Nostalgie : « Ce n’est pas parce qu’on n’a rien à dire, qu’on doit fermer sa gueule. »

Amis amateurs de café et de foot… Bonjour ! Loin de moi l’envie de casser l’ambiance mais le café n’est pas ma tasse de thé et le foot n’est pas vraiment mon dada ! Quoique, fut un temps… Si quelques dames, encore dans la fleur de l’âge, lisent ces quelques lignes, elles se souviendront !

Rappelez-vous les filles, ne niez pas, nous avons toutes aimé le foot ! Remontons dans le temps… Qui n’a pas connu les stades communaux, les tribunes branlantes, les terrains boueux, les maillots de l’équipe à laver à tour de rôle… Bref, les dimanches footeux ! Souvenez-vous de votre fiancé de l’époque (séquence émotion !) sortant fièrement du vestiaire frileux, la tête haute en direction du terrain ! Nous avons toutes encouragé, tremblé, crié pour soutenir l’élu de notre coeur et l’équipe entière.
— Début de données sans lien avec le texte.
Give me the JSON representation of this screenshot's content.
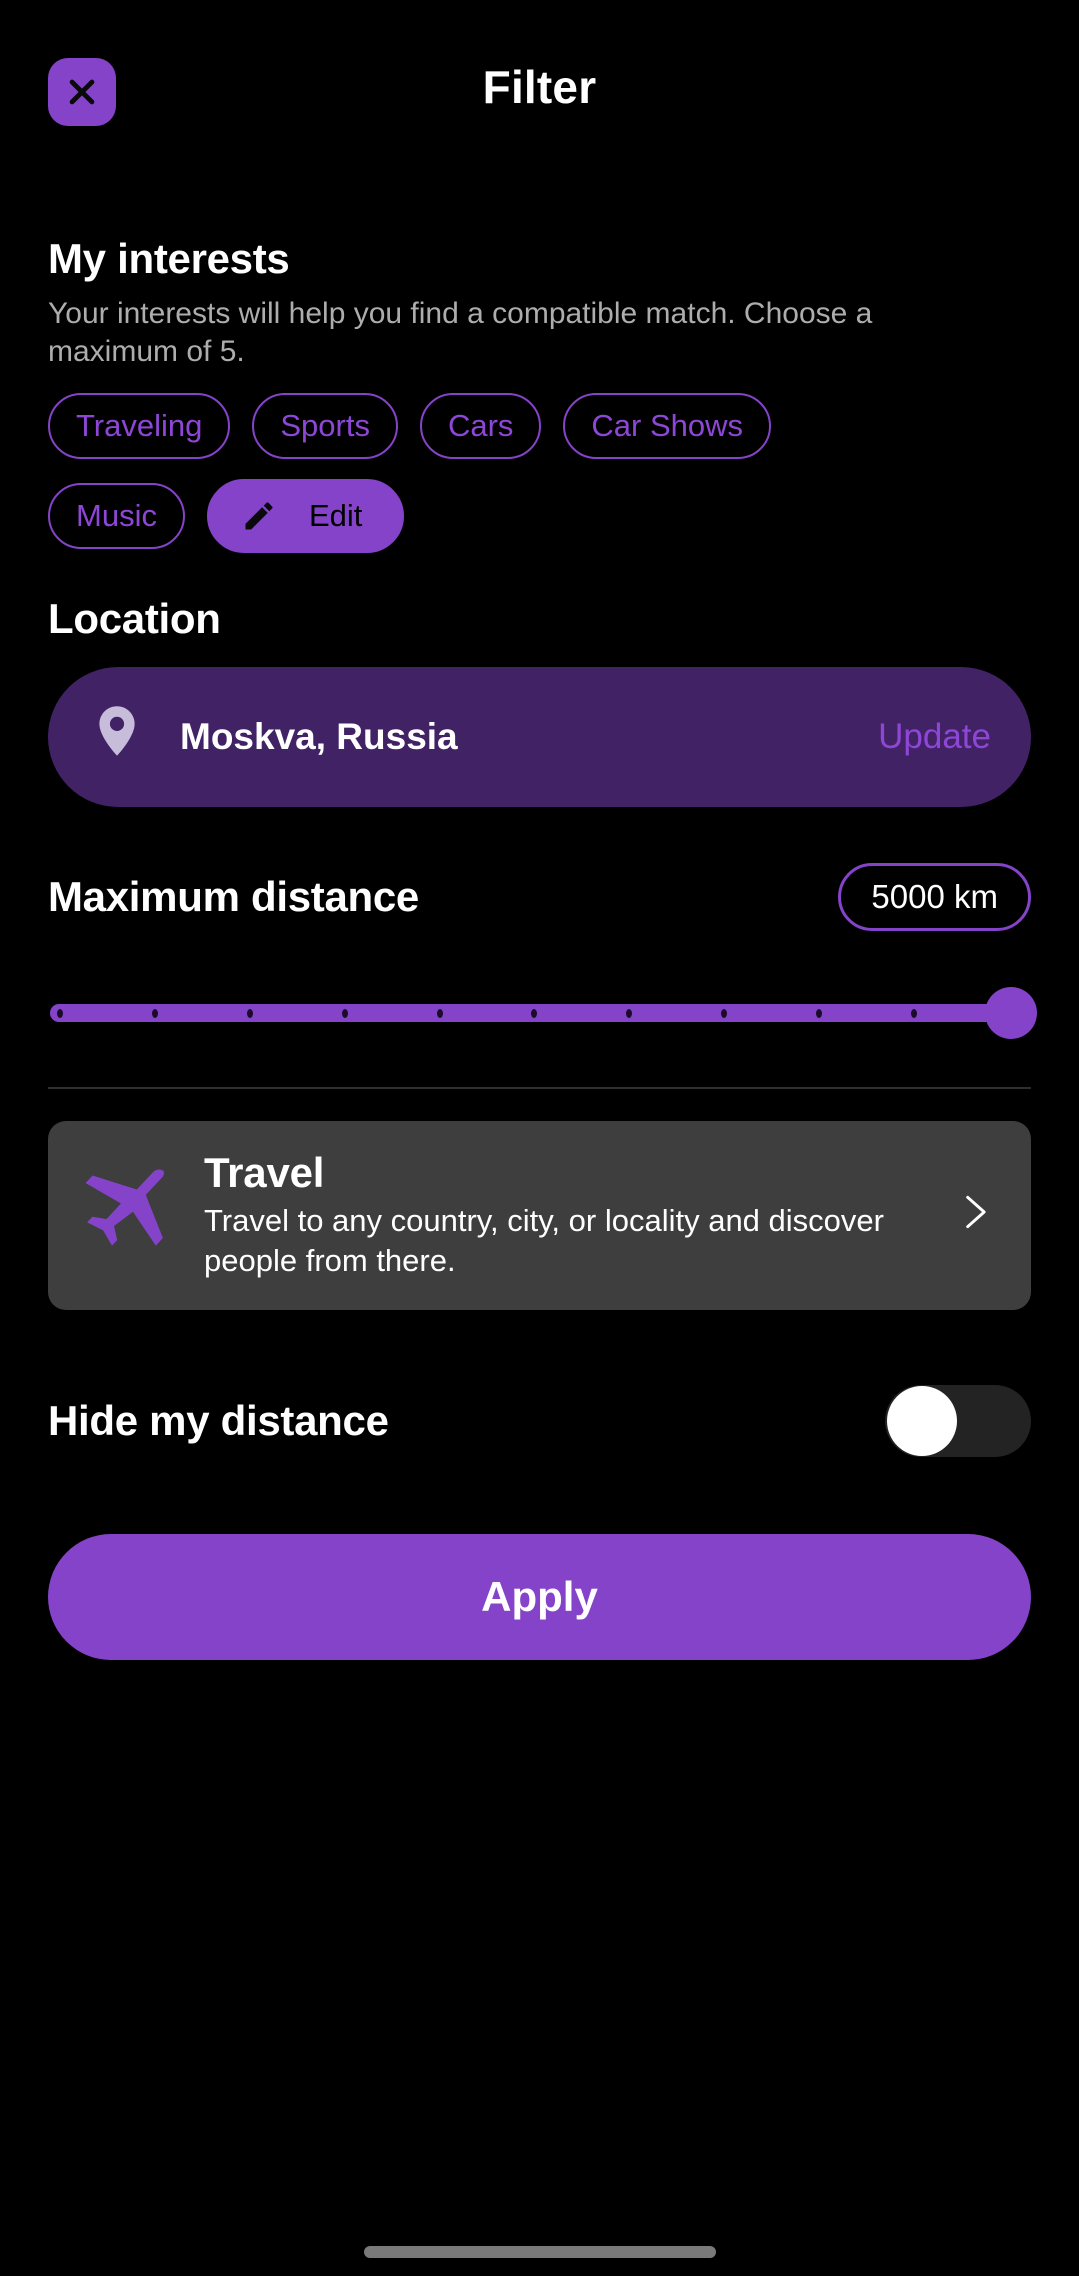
{
  "theme": {
    "background": "#000000",
    "accent_purple": "#8443C9",
    "accent_purple_text": "#8E46D6",
    "location_bar_bg": "#412265",
    "card_bg": "#3E3E3E",
    "muted_text": "#ADADAD",
    "toggle_off_track": "#232323",
    "divider": "#2E2E2E"
  },
  "header": {
    "title": "Filter",
    "close_icon": "close-x-icon"
  },
  "interests": {
    "title": "My interests",
    "description": "Your interests will help you find a compatible match. Choose a maximum of 5.",
    "max_selectable": 5,
    "rows": [
      [
        "Traveling",
        "Sports",
        "Cars",
        "Car Shows"
      ],
      [
        "Music"
      ]
    ],
    "chips": [
      "Traveling",
      "Sports",
      "Cars",
      "Car Shows",
      "Music"
    ],
    "edit": {
      "label": "Edit",
      "icon": "pencil-icon"
    }
  },
  "location": {
    "title": "Location",
    "pin_icon": "map-pin-icon",
    "value": "Moskva, Russia",
    "update_label": "Update"
  },
  "distance": {
    "title": "Maximum distance",
    "badge_value": "5000 km",
    "slider": {
      "value": 5000,
      "min": 0,
      "max": 5000,
      "percent": 100,
      "tick_count": 11
    }
  },
  "travel": {
    "icon": "airplane-icon",
    "title": "Travel",
    "description": "Travel to any country, city, or locality and discover people from there.",
    "chevron_icon": "chevron-right-icon"
  },
  "hide_distance": {
    "label": "Hide my distance",
    "enabled": false,
    "state_text": "off"
  },
  "footer": {
    "apply_label": "Apply"
  }
}
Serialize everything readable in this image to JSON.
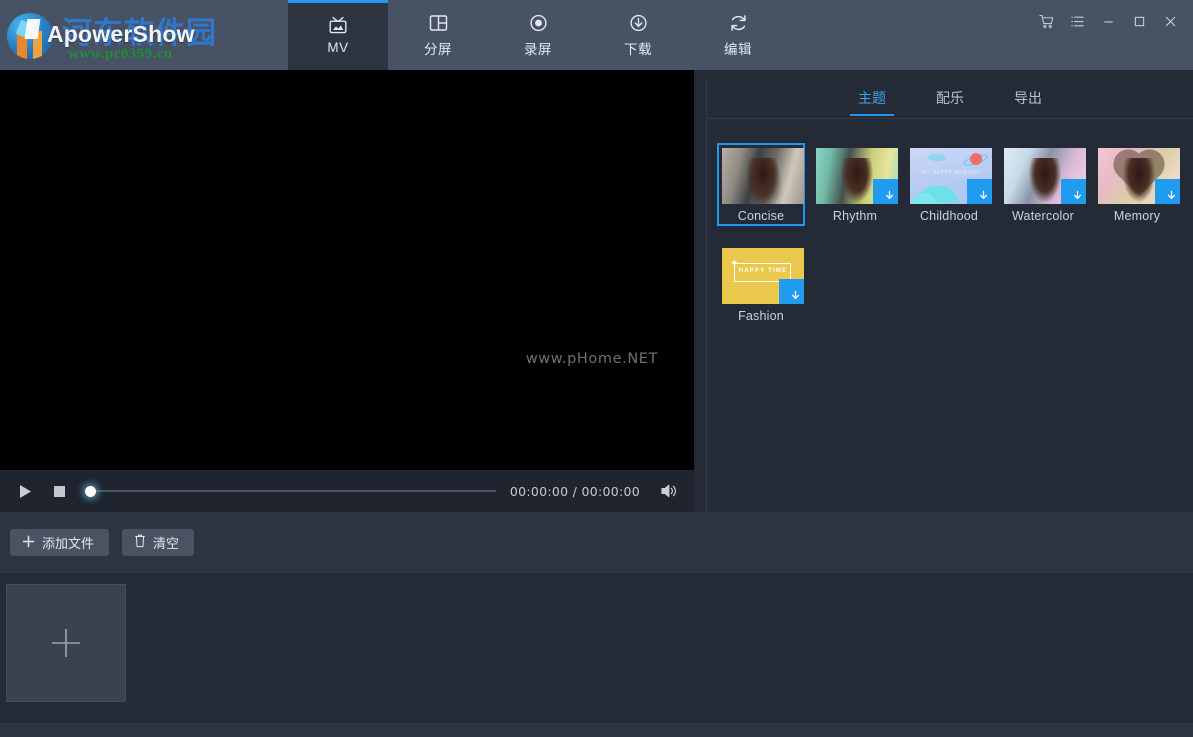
{
  "app": {
    "brand": "ApowerShow",
    "watermark_cn": "河东软件园",
    "watermark_url": "www.pc0359.cn",
    "accent_color": "#2196f3",
    "topbar_color": "#475264",
    "panel_color": "#252b36"
  },
  "nav": {
    "tabs": [
      {
        "label": "MV",
        "icon": "tv-icon",
        "active": true
      },
      {
        "label": "分屏",
        "icon": "split-screen-icon",
        "active": false
      },
      {
        "label": "录屏",
        "icon": "record-icon",
        "active": false
      },
      {
        "label": "下载",
        "icon": "download-icon",
        "active": false
      },
      {
        "label": "编辑",
        "icon": "edit-refresh-icon",
        "active": false
      }
    ]
  },
  "window_controls": {
    "cart": "cart-icon",
    "menu": "list-menu-icon",
    "minimize": "minimize-icon",
    "maximize": "maximize-icon",
    "close": "close-icon"
  },
  "preview": {
    "watermark": "www.pHome.NET"
  },
  "player": {
    "play_label": "play",
    "stop_label": "stop",
    "time": "00:00:00 / 00:00:00",
    "progress_percent": 0,
    "volume_label": "volume"
  },
  "toolbar": {
    "add_file_label": "添加文件",
    "clear_label": "清空"
  },
  "timeline": {
    "add_placeholder": "+"
  },
  "right_panel": {
    "tabs": [
      {
        "label": "主题",
        "active": true
      },
      {
        "label": "配乐",
        "active": false
      },
      {
        "label": "导出",
        "active": false
      }
    ],
    "themes": [
      {
        "label": "Concise",
        "art": "th-concise",
        "selected": true,
        "downloadable": false
      },
      {
        "label": "Rhythm",
        "art": "th-rhythm",
        "selected": false,
        "downloadable": true
      },
      {
        "label": "Childhood",
        "art": "th-childhood",
        "selected": false,
        "downloadable": true
      },
      {
        "label": "Watercolor",
        "art": "th-watercolor",
        "selected": false,
        "downloadable": true
      },
      {
        "label": "Memory",
        "art": "th-memory",
        "selected": false,
        "downloadable": true
      },
      {
        "label": "Fashion",
        "art": "th-fashion",
        "selected": false,
        "downloadable": true
      }
    ],
    "childhood_caption": "MY HAPPY MEMORY",
    "fashion_caption": "HAPPY TIME"
  }
}
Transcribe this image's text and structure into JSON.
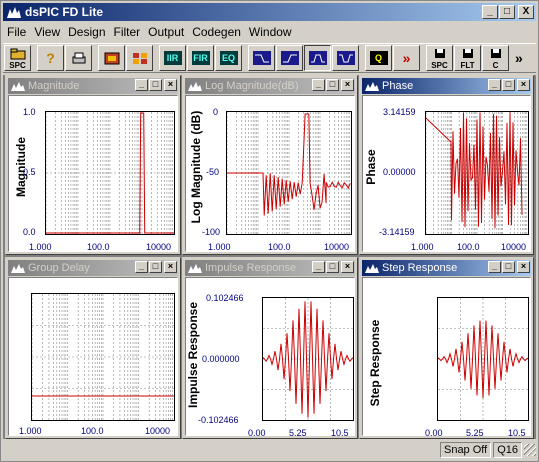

Et si, par chance, l’élu marquait un but durant la rencontre, souvenez-vous de la fierté que nous ressentions ! Onze gaillards motivés s’échauffant avant d’entrer dans le vif de l’action. Une rencontre dynamique mêlant torgnoles (dans le dos de l’arbitre), quelques jurons proférés pour faire circuler le sang, les altercations parfois virulentes sur le bord du terrain entre spectateurs, les simulations dignes des plus grands, les tirs au but, les prolongations interminables… Ça c’était le bon temps ! A la fin du match, les 22 gaillards regagnaient les vestiaires et continuaient leurs discussions houleuses. Echanges courtois quelquefois, échanges fielleux souvent !

Chaque dimanche était une fête. Nous étions toutes là, qu’il pleuve, qu’il neige ou qu’il vente. Présentes pour soutenir, panser les mauvais coups de crampons, compter les ecchymoses, consoler en cas de défaite et refaire le match, interminablement ! Certains grands matchs ont compté pour la footeuse que j’étais. C’était le temps des Platini, Bossis, Rocheteau (dont toutes les filles étaient secrètement amoureuses).

Je pense notamment à un match, en particulier qui reste gravé dans ma mémoire, non pas pour le match en lui-même mais pour l’émotion qu’il a suscité. Un soir magique de finale de Coupe de France. Ne me demandez pas quelles étaient les deux équipes sur le terrain. L’une était le PSG, je crois. Thierry Roland et Jean-Michel Larqué au micro, les pizzas sur la table basse et les bières fraîches, à portée de mains ! Tous les copains, réunis devant le Telefunken, attendaient impatiemment que le match débute. Les cendriers se remplissaient et les tactiques footballistiques s’échangeaient dans la joie et l’allégresse ! Les filles tentaient de donner leur avis mais sans succès. Le match commence… Plus un bruit. Le salon avait l’allure d’un vieux fumoir et c’est à peine si nous distinguions l’écran mais nous étions tous heureux d’être ensemble. Quelques minutes avant la fin du match, le miracle s’est produit. Un troisième but venait d’être marqué par un joueur donnant ainsi la victoire à l’équipe préférée par les hommes du salon !

Bien d’autres matchs ont été à l’image de celui-ci. Une bande de copains unis par ces liens indéfectibles, une ambiance de fête… Le foot, c’était ça. Alors mesdames, vous souvenez-vous?